ドローンの事業環境の整備、技術開発対応について官民の専門家、関係者が協議する「小型無人機に係る環境整備に向けた官民協議会」(ドローン官民協議会)は8月3日、東京都内のホールで会合を開き、空の産業革命に向けた政府の取り組みをまとめたロードマップの改訂版、「空の産業革命に向けたロードマップ2022」を公表した。ドローンが効果的に社会に貢献することを目指し、運航管理システム(UTMS)を2023年度以降3段階で整備することなどを盛り込んだ。協議会では、レベル4飛行解禁に伴う国家資格制度を含めた制度整備、技術開発、社会実装の取組などについても現状を整理し、参加者が意見を披露した。
協議会は内閣官房小型無人機対策推進室(ドローン室)の仕切りで開催され、都内のホールを会場に非公開で行われた。
公表された「ロードマップ2022」は、レベル4が2022年度中に実現することをふまえ、それ以降、ドローンが効果的に社会に貢献するための高度な運航が可能となる環境整備や、技術開発、災害や物流での実装の加速を盛り込んだ。
環境整備では、運航頻度が高まる中でも衝突を避けられるテクノロジーとして、同一空域内の飛行計画、飛行状況、気象情報などを集約、共有するUTMを重視。段階的な導入を提唱している。2023年度からの第一段階(STEP1)では、UTMの利用を推奨し、UTM制度の整備方針を策定する。この間、同一空域内では単一の運航者による空域の混雑度が低いとみなされる飛行でのUTM活用を進める。
2024年度からは第二段階(STEP2)として、2025年度ごろの実現を視野に、運航管理事業を担うUTMプロバイダの要件整備を進め、空域の混雑度が低いとみられる範囲で、複数の運航者による高リスク飛行でUTM導入を進める。

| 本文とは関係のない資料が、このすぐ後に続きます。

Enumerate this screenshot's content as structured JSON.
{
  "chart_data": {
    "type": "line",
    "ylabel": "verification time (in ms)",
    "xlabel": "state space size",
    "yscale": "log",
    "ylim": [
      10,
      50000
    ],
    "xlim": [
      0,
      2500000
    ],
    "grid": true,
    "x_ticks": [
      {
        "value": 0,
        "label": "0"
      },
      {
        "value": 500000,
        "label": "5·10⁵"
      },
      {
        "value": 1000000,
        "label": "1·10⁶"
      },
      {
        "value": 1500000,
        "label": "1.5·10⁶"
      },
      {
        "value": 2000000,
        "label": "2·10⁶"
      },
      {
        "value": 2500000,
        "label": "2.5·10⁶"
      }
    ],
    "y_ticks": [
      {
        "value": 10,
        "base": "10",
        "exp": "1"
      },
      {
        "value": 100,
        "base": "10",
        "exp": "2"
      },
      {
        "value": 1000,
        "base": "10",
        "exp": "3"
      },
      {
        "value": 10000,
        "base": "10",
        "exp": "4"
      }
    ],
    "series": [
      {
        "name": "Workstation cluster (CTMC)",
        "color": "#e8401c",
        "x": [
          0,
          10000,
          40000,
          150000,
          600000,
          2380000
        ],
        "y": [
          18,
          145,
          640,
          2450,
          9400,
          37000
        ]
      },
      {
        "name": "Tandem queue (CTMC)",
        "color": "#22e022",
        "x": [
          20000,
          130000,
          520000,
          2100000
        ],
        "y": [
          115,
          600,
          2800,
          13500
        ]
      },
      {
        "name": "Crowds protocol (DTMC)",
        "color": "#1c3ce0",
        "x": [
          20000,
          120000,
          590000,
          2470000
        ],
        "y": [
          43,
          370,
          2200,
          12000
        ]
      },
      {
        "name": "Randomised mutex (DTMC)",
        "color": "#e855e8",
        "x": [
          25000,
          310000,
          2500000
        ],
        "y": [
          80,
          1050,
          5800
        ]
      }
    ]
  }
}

運航事業者が異なるUTMプロバイダを活用することが想定されることから、それぞれのプロバイダ間の接続に関わる技術仕様や官民の役割分担も進める。
その後さらに、指定された空域内で、すべてのドローンやエアモビリティが航空局の認めたUTMプロバイダを活用することで、空域の混雑度が高くなる高密度の飛行を可能にする第三段階(STEP3)に入るが、時期はドローンの管理の要否などを見極めるなど引き続き検討することにしている。
ロードマップ2022ではこのほか、技術開発促進のためスタートアップの研究開発を促進し社会実装をするため、補助金制度と契約制度を組み合わせたSBIR制度の活用を2023年度以降の取組に盛り込んだほか、物流サービス支援のため、河川利用ルールのマニュアル策定にも言及した
官民協議会では、レベル4解禁に向けた制度整備の一環として6月20日導入された100g以上のドローンに対する登録義務に関連し、7月末までに28万7059機の登録があったことが報告された。機体の登録は2021年末に始まっており、義務化直前の6月19日までに21万2980機が登録された。とくに5月末から6月19日までは、6万4296機と登録が殺到した。
国家資格となる操縦ライセンス制度に関連し、7月25日に公表された「マルチローターの実地試験要領案」や7月29日に公表された試験問題サンプルを報告したほか、講習を担う「講習機関」の登録開始日を9月5日、レベル4解禁を定めた改正航空法の施行日を12月5日と定めた政令についても報告した。これにより新制度移行が12月5日と正式に決まり、この日から第一種機体検査が始まり、検査を通過した機体が第一種型式認証の交付を受けることになる。
なお、更新講習機関の登録要件は引き続き検討する。
一般社団法人日本UAS産業振興協議会(JUIDA)は4月25日、「ドローン官民協議会(=小型無人機に係る環境整備に向けた官民協議会)」がとりまとめた国家資格化に伴う制度変更の方針について、加盟する認定スクール向けに説明会を開いた。協議会の資料や、JUIDAが独自に整理した資料を示しながら、国家資格である「技能証明」を取得するメリットや、取得方法、JUIDA資格保持者の取り扱い、JUIDAのカリキュラムで捕捉が必要な部分などを説明した。国家資格の講習を提供する登録講習機関に転じるスクールの動きが加速しそうだ。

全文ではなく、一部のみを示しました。